Republicans argue that inheritance taxes force heirs to sell farms and businesses. How can I, an Iowan who runs her own small business, argue for destructive taxation on them? Because it's a phony argument. Hardly any such farms and businesses are at risk. Wessel says only 440 [of estates that will owe taxes this year] will be "estates in which half or more of the assets are farms or family-owned businesses, the cases so highly publicized by those who want to kill the tax." In fact, with all the tax breaks built into the tax code to protect small farms and businesses, about the only ones that aren't exempt are the factory farms and chains that are putting small Iowa farmers and business owners at risk.

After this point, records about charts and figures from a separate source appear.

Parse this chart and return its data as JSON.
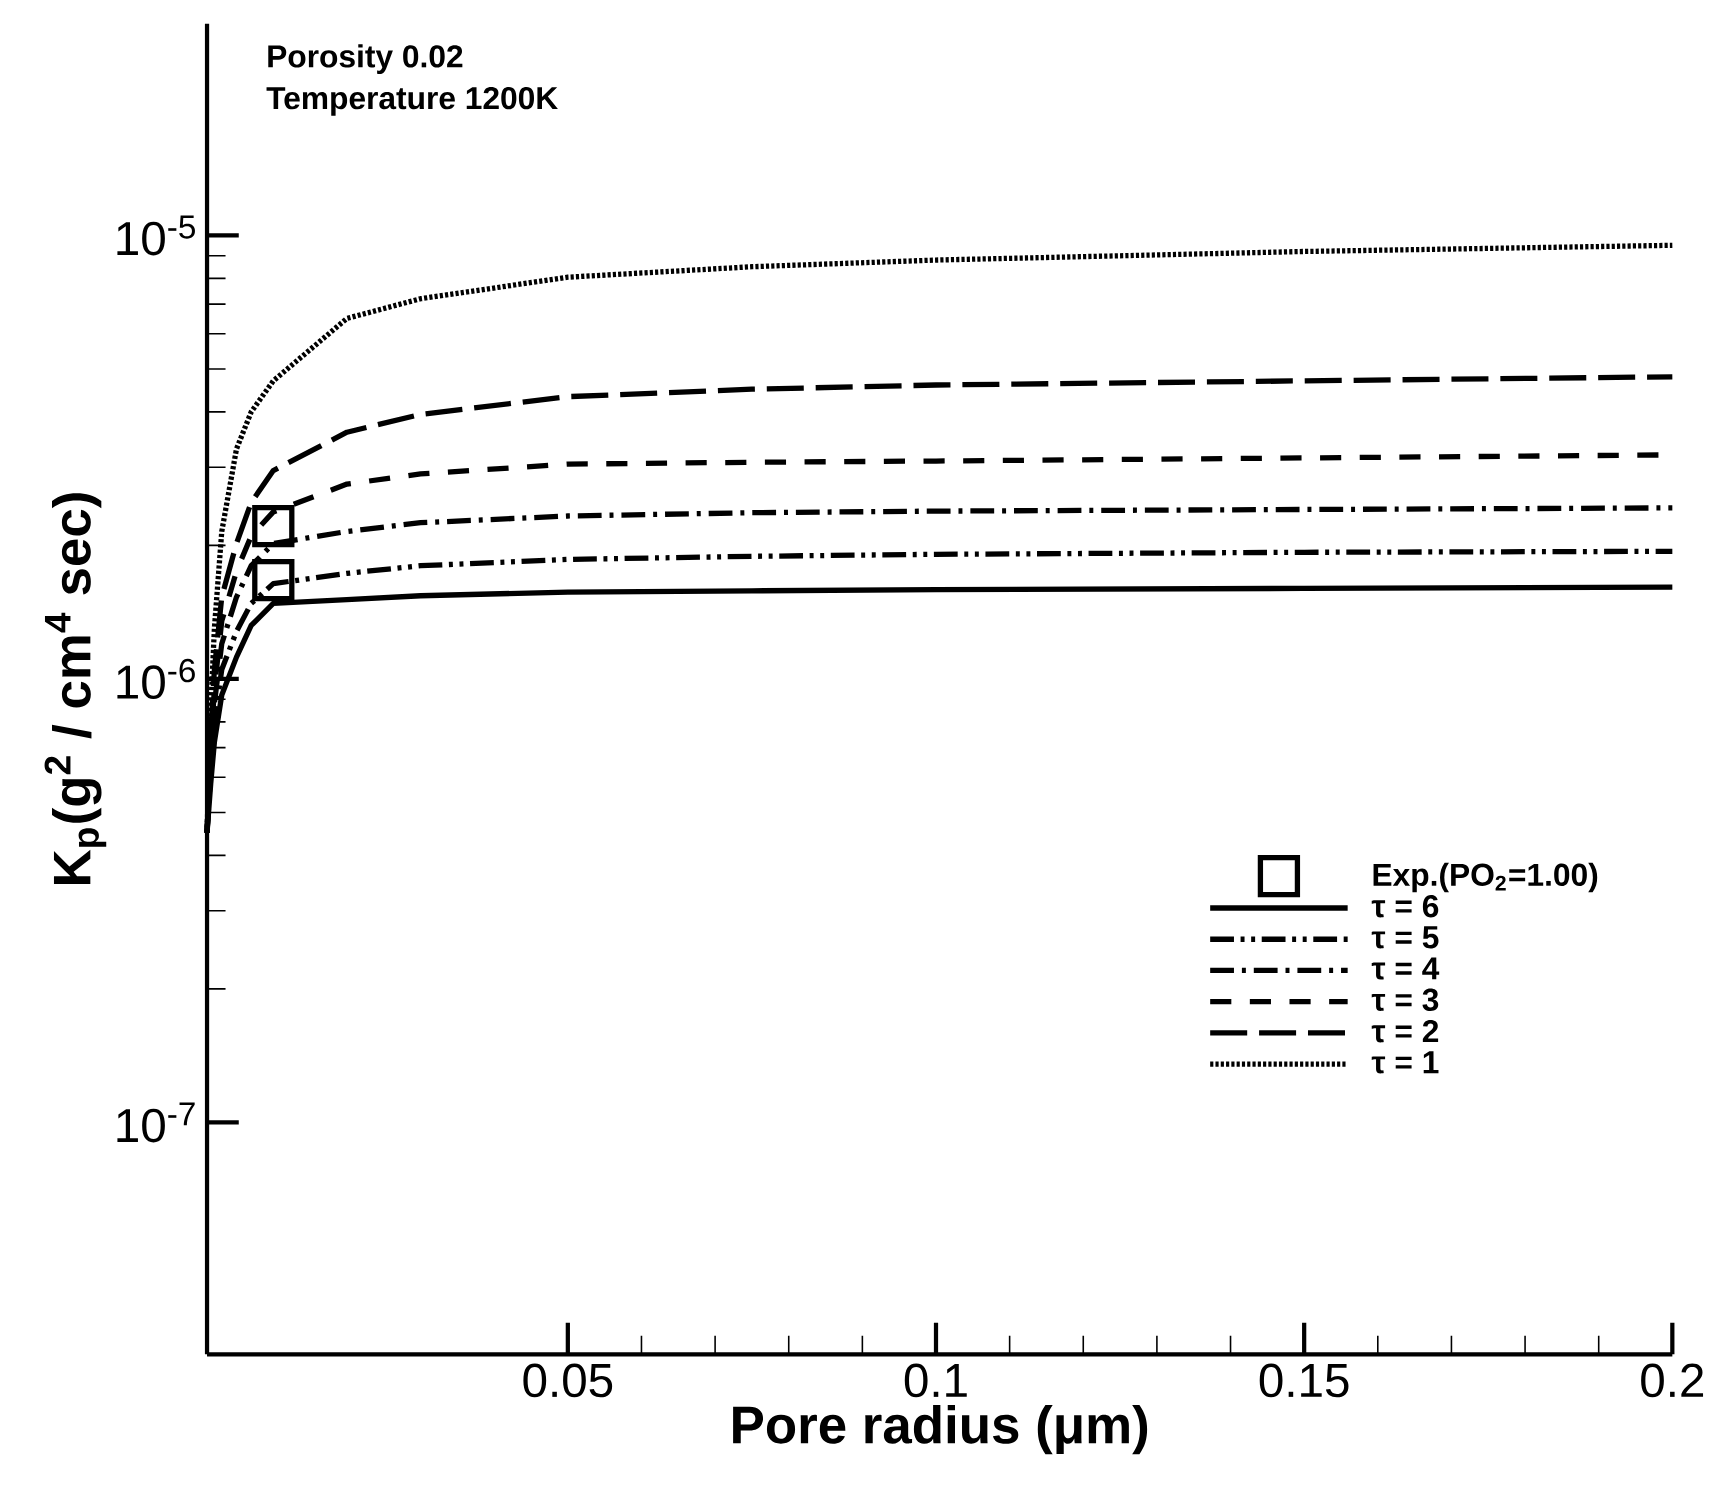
{
  "chart_data": {
    "type": "line",
    "xlabel": "Pore radius (μm)",
    "ylabel": "K$_{p}$(g$^{2}$ / cm$^{4}$ sec)",
    "annotations": [
      "Porosity 0.02",
      "Temperature 1200K"
    ],
    "log": "y",
    "xlim": [
      0.001,
      0.2
    ],
    "ylim": [
      3e-08,
      3e-05
    ],
    "xticks": [
      0.05,
      0.1,
      0.15,
      0.2
    ],
    "yticks": [
      {
        "value": 1e-07,
        "label": "10$^{-7}$"
      },
      {
        "value": 1e-06,
        "label": "10$^{-6}$"
      },
      {
        "value": 1e-05,
        "label": "10$^{-5}$"
      }
    ],
    "grid": false,
    "legend": "bottom right",
    "series": [
      {
        "name": "Exp.(PO$_{2}$=1.00)",
        "type": "scatter",
        "marker": "square",
        "color": "#000000",
        "x": [
          0.01,
          0.01
        ],
        "values": [
          2.21e-06,
          1.67e-06
        ]
      },
      {
        "name": "τ = 6",
        "color": "#000000",
        "line_style": "solid",
        "x": [
          0.001,
          0.0015,
          0.002,
          0.003,
          0.005,
          0.007,
          0.01,
          0.02,
          0.03,
          0.05,
          0.075,
          0.1,
          0.15,
          0.2
        ],
        "values": [
          4.5e-07,
          5.8e-07,
          7.2e-07,
          9.2e-07,
          1.12e-06,
          1.32e-06,
          1.48e-06,
          1.51e-06,
          1.54e-06,
          1.57e-06,
          1.58e-06,
          1.59e-06,
          1.6e-06,
          1.61e-06
        ]
      },
      {
        "name": "τ = 5",
        "color": "#000000",
        "line_style": "dashdotdot",
        "x": [
          0.001,
          0.0015,
          0.002,
          0.003,
          0.005,
          0.007,
          0.01,
          0.02,
          0.03,
          0.05,
          0.075,
          0.1,
          0.15,
          0.2
        ],
        "values": [
          4.5e-07,
          6.2e-07,
          8e-07,
          1.05e-06,
          1.28e-06,
          1.48e-06,
          1.64e-06,
          1.73e-06,
          1.8e-06,
          1.86e-06,
          1.89e-06,
          1.91e-06,
          1.93e-06,
          1.94e-06
        ]
      },
      {
        "name": "τ = 4",
        "color": "#000000",
        "line_style": "dashdot",
        "x": [
          0.001,
          0.0015,
          0.002,
          0.003,
          0.005,
          0.007,
          0.01,
          0.02,
          0.03,
          0.05,
          0.075,
          0.1,
          0.15,
          0.2
        ],
        "values": [
          4.5e-07,
          6.6e-07,
          8.8e-07,
          1.2e-06,
          1.53e-06,
          1.8e-06,
          2.02e-06,
          2.15e-06,
          2.25e-06,
          2.33e-06,
          2.37e-06,
          2.39e-06,
          2.41e-06,
          2.43e-06
        ]
      },
      {
        "name": "τ = 3",
        "color": "#000000",
        "line_style": "dashed",
        "x": [
          0.001,
          0.0015,
          0.002,
          0.003,
          0.005,
          0.007,
          0.01,
          0.02,
          0.03,
          0.05,
          0.075,
          0.1,
          0.15,
          0.2
        ],
        "values": [
          4.5e-07,
          7e-07,
          9.5e-07,
          1.35e-06,
          1.75e-06,
          2.1e-06,
          2.38e-06,
          2.75e-06,
          2.9e-06,
          3.05e-06,
          3.08e-06,
          3.1e-06,
          3.15e-06,
          3.2e-06
        ]
      },
      {
        "name": "τ = 2",
        "color": "#000000",
        "line_style": "longdash",
        "x": [
          0.001,
          0.0015,
          0.002,
          0.003,
          0.005,
          0.007,
          0.01,
          0.02,
          0.03,
          0.05,
          0.075,
          0.1,
          0.15,
          0.2
        ],
        "values": [
          4.5e-07,
          7.5e-07,
          1.05e-06,
          1.53e-06,
          2.02e-06,
          2.5e-06,
          2.95e-06,
          3.6e-06,
          3.95e-06,
          4.33e-06,
          4.5e-06,
          4.6e-06,
          4.7e-06,
          4.8e-06
        ]
      },
      {
        "name": "τ = 1",
        "color": "#000000",
        "line_style": "dotted",
        "x": [
          0.001,
          0.0015,
          0.002,
          0.003,
          0.005,
          0.007,
          0.01,
          0.02,
          0.03,
          0.05,
          0.075,
          0.1,
          0.15,
          0.2
        ],
        "values": [
          4.5e-07,
          8.5e-07,
          1.3e-06,
          2.15e-06,
          3.3e-06,
          4e-06,
          4.7e-06,
          6.5e-06,
          7.2e-06,
          8.05e-06,
          8.5e-06,
          8.8e-06,
          9.2e-06,
          9.5e-06
        ]
      }
    ]
  }
}
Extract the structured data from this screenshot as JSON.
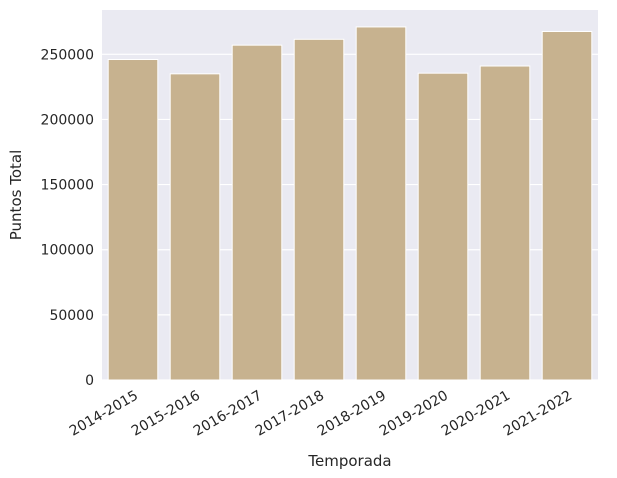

"But, but, but...," the argument goes, "it's THEIR money. They earned it all by themselves. They've ALREADY paid taxes on it. If they want to pass it on to their family, why should the government get to tax it again?"

Well, actually, they mostly HAVEN'T paid taxes on it. At this level of wealth, most of the money is unrealized capital gains that have not been taxed.

Nor do I agree that they earned that money totally by their own efforts.

At every stage of their lives, wealthy people have benefited from public investment, in schools, colleges, libraries, public health, college and business loans, low-interest mortgages, emergency medical care, disaster assistance, roads, dams, sewers, airports, guarantees on savings, the social security and Medicare that allowed their parents to remain independent.

They used government-created research and statistics to make business decisions, and relied on our courts to protect their patents, copyrights and contracts. (Has anybody ever measured the amount of time and money courts have spent on lawsuits filed by Bill Gates alone, let alone other wealthy executives?)

Government helped to create their wealth, and inheritance taxes allow taxpayers to recover some of our investment in these citizens.

It's not too much to ask that people who benefit richly from government should put some of those benefits back into the system. Like capital gains taxes, which are also applied to money people did nothing to earn, there's plenty of money left over -- I didn't mind paying my first capital gains taxes, because it meant I had rather a lot of capital gains to enjoy.

Take it from a two-headed cat: we don't need to abolish the inheritance tax, because the inheritance I'd rather bequeathe to my son and his offspring is a stable, well-functioning government that invests in the success of everybody's children.

It's THAT inheritance that is threatened by the extraordinary decline of tax revenue resulting from the self-inflicted wound of repeated tax cuts. Name any government service with wide public support -- social security, securing seaports against terrorism, benefits for our injured soldiers, etc. -- and Congress tells us we can't afford it.

I don't mind paying my fair share to restore a well-functioning government, and then keep it going.

I just object to paying Paris Hilton's fair share.